Дж. Куку довелось увидеть также очаровательные женские танцы. Женщины, с гирляндами цветов на головах и в украшениях из листьев, пели нежную песню, которой отвечал хор, сопровождая пение грациозными движениями рук, легкими поворотами головы. Постепенно танец убыстрялся, голоса становились громче, слышались хлопки рук, жесты приобретали большую энергичность. К концу стало трудно различать движения [15, 34].
Картина, нарисованная Дж. Куком, словно ожила перед нашими глазами, когда мы увидели женские танцы на Западном Самоа и атолле Фунафути.
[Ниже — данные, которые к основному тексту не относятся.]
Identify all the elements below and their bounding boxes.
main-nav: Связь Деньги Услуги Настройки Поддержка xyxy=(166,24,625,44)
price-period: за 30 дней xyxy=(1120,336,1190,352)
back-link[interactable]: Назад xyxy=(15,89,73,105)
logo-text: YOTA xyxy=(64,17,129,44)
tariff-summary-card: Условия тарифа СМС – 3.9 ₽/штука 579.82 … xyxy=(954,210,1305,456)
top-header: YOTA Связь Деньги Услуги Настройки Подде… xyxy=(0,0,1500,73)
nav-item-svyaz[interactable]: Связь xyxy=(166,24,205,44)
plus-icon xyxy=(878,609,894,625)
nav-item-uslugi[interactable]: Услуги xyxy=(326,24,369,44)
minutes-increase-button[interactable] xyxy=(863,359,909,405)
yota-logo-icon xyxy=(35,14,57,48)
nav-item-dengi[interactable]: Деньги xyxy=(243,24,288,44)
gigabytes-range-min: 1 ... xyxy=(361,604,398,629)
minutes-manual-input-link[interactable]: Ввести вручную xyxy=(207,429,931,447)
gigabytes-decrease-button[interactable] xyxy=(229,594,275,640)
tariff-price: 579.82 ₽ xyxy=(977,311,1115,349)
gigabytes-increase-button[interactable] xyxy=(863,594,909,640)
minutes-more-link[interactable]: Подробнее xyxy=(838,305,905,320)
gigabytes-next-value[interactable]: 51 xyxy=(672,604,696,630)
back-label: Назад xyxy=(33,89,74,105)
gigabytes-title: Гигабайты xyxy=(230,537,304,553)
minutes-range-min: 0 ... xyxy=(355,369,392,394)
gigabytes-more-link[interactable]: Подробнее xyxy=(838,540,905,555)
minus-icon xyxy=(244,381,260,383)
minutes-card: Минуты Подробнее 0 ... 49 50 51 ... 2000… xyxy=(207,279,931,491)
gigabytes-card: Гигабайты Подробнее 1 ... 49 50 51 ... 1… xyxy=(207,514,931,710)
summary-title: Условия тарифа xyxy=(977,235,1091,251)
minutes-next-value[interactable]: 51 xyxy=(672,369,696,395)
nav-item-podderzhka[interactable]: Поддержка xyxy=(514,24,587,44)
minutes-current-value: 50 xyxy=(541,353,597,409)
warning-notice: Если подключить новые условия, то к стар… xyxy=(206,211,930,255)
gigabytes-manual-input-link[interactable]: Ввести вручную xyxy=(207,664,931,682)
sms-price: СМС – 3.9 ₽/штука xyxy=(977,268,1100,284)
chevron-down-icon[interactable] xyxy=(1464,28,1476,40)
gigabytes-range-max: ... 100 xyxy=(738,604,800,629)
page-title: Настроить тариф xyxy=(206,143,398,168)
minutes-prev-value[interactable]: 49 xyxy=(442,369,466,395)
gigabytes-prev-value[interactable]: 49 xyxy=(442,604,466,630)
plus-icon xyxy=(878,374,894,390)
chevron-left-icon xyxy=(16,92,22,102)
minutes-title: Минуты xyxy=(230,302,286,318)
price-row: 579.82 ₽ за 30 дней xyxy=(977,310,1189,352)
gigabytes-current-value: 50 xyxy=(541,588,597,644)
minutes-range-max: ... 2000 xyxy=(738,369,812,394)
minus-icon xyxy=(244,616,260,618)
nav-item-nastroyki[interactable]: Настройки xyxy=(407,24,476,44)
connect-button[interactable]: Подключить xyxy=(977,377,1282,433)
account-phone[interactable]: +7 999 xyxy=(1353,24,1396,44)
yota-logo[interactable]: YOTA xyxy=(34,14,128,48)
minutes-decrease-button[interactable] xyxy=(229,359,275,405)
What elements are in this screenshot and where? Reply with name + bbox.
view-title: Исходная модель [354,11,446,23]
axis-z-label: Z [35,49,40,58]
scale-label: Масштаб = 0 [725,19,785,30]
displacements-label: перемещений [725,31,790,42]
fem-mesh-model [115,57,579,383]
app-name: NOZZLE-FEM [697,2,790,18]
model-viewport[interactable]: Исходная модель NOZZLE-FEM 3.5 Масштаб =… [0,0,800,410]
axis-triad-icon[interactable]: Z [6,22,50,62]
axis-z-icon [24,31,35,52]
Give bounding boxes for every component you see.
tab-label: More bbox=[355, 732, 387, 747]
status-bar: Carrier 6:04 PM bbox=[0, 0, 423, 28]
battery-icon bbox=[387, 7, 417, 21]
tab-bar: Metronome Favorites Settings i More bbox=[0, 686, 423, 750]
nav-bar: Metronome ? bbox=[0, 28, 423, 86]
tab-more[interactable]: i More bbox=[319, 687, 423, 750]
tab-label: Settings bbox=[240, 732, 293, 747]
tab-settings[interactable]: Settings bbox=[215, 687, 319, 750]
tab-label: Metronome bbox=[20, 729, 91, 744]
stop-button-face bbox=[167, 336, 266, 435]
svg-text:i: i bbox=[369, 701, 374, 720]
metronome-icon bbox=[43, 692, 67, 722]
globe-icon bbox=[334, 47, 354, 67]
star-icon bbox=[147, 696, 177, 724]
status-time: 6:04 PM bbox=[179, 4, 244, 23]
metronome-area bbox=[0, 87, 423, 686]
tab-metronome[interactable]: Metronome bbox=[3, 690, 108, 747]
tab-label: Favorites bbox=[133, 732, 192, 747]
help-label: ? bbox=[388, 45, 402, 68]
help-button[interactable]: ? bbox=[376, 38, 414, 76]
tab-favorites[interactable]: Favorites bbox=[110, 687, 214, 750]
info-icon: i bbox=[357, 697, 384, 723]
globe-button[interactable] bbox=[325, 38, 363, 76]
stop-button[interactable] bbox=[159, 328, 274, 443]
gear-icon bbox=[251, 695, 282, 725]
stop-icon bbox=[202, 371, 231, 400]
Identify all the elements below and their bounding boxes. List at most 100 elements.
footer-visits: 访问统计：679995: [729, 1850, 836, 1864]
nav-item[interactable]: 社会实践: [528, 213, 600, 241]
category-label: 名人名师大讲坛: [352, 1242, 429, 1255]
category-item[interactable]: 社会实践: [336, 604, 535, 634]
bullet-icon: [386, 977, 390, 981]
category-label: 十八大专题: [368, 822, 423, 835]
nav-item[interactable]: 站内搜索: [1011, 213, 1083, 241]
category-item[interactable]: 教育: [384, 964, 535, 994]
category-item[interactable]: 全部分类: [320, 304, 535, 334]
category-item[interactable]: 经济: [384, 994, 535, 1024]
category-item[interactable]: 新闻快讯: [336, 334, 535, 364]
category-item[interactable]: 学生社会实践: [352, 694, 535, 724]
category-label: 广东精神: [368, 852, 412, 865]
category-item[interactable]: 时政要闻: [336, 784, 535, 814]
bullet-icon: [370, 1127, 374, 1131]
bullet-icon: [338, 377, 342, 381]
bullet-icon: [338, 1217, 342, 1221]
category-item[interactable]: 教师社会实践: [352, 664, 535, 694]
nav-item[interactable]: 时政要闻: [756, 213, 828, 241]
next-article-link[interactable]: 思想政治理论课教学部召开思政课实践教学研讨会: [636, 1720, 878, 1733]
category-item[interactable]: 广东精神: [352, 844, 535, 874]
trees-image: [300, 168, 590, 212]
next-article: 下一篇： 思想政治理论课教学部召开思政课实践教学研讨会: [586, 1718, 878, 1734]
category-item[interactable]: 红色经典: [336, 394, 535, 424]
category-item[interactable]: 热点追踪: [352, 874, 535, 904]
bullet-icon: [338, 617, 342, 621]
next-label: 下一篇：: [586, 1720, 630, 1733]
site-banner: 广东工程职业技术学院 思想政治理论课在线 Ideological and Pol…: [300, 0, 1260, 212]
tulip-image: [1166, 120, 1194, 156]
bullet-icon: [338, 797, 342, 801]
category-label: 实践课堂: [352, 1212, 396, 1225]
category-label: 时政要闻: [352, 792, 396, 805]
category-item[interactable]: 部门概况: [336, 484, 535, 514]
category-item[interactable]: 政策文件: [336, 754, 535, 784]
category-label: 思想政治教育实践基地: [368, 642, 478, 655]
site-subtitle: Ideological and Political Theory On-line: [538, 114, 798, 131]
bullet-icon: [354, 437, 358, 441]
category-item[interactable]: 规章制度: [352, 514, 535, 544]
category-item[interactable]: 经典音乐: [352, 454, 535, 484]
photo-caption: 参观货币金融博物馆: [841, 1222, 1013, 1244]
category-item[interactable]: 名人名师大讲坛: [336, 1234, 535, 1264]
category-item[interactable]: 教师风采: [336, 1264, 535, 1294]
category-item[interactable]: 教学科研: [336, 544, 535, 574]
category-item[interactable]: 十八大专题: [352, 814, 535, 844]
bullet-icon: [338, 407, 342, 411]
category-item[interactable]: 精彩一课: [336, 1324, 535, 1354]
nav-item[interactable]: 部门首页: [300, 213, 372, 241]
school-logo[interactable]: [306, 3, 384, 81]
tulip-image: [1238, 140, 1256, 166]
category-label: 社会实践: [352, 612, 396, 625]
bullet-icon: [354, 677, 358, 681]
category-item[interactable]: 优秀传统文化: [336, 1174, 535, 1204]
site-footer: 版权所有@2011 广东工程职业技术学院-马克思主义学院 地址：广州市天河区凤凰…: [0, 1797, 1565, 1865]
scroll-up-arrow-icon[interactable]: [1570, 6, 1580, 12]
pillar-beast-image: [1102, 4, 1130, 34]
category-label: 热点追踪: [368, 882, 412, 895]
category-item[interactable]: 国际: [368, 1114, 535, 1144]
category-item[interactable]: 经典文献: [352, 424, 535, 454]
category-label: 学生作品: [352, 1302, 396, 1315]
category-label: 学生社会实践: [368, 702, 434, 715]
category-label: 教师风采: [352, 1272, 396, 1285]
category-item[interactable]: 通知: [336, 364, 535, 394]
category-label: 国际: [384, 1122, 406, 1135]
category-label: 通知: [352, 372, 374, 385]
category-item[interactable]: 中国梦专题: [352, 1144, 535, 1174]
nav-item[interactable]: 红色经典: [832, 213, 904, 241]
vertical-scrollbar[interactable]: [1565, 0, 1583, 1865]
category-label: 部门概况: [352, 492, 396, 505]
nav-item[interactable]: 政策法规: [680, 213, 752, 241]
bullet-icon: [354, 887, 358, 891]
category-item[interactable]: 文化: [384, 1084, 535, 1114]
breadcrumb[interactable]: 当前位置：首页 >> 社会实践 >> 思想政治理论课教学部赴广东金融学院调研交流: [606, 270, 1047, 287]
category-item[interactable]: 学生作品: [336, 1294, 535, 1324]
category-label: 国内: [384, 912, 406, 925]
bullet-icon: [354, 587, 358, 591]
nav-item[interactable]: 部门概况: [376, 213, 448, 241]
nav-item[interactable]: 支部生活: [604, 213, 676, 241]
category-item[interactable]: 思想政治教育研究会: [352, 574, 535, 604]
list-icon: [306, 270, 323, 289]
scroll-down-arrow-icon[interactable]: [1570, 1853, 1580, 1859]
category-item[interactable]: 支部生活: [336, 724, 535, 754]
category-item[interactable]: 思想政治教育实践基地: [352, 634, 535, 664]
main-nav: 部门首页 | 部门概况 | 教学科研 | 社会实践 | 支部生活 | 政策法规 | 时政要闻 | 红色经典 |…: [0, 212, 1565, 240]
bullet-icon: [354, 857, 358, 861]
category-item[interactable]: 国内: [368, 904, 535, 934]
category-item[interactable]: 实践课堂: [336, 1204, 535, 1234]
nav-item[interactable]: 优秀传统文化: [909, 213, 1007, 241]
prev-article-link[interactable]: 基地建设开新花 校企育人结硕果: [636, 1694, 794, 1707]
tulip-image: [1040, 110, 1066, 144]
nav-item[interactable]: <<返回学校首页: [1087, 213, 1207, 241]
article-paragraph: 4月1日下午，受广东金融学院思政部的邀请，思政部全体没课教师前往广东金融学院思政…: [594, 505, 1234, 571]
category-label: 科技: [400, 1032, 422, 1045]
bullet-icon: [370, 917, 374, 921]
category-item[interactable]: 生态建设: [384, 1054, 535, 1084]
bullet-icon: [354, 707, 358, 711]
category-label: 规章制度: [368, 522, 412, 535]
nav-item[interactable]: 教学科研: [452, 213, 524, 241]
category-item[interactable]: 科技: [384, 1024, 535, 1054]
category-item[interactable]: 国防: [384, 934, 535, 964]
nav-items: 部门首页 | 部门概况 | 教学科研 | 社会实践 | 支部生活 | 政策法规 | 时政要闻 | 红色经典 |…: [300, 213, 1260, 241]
И лишь более внимательное изучение показывает, что в рамках сохраняемой через столетия традиции совершаются подчас важные изменения.
Ранние путешественники зафиксировали — в пределах одной и той же островной культуры — большое разнообразие песенно-танцевальных жанров, обусловленное различием {91} самих ритуалов, факторами половозрастного и социального порядка. Им приходилось наблюдать танцы вождей, воинов, девушек, танцы, совершавшиеся в определенное время суток, и т. п. Иные из танцев требовали особого искусства. Характерной чертой тонганского таица отухака, например, было то, что в нем исключительную роль играли точные, выверенные до мельчайших деталей движения головы, глаз, рук, пальцев рук и ног, коленей. Отухака начинался долгим соло барабана, после которого шел танец жестов. Молчание прерывалось ведущим, начинавшим песню, ее подхватывал хор. Тема бесконечно варьировалась, пока ведущий не давал сигнала к перемене; вместе с этим менялись и жесты танцующих. Темп убыстрялся, движения становились резче, и все кончалось долго тянувшейся нотой, внезапно понижавшейся подобно органу, и всеобщим глубоким вздохом [15, 96].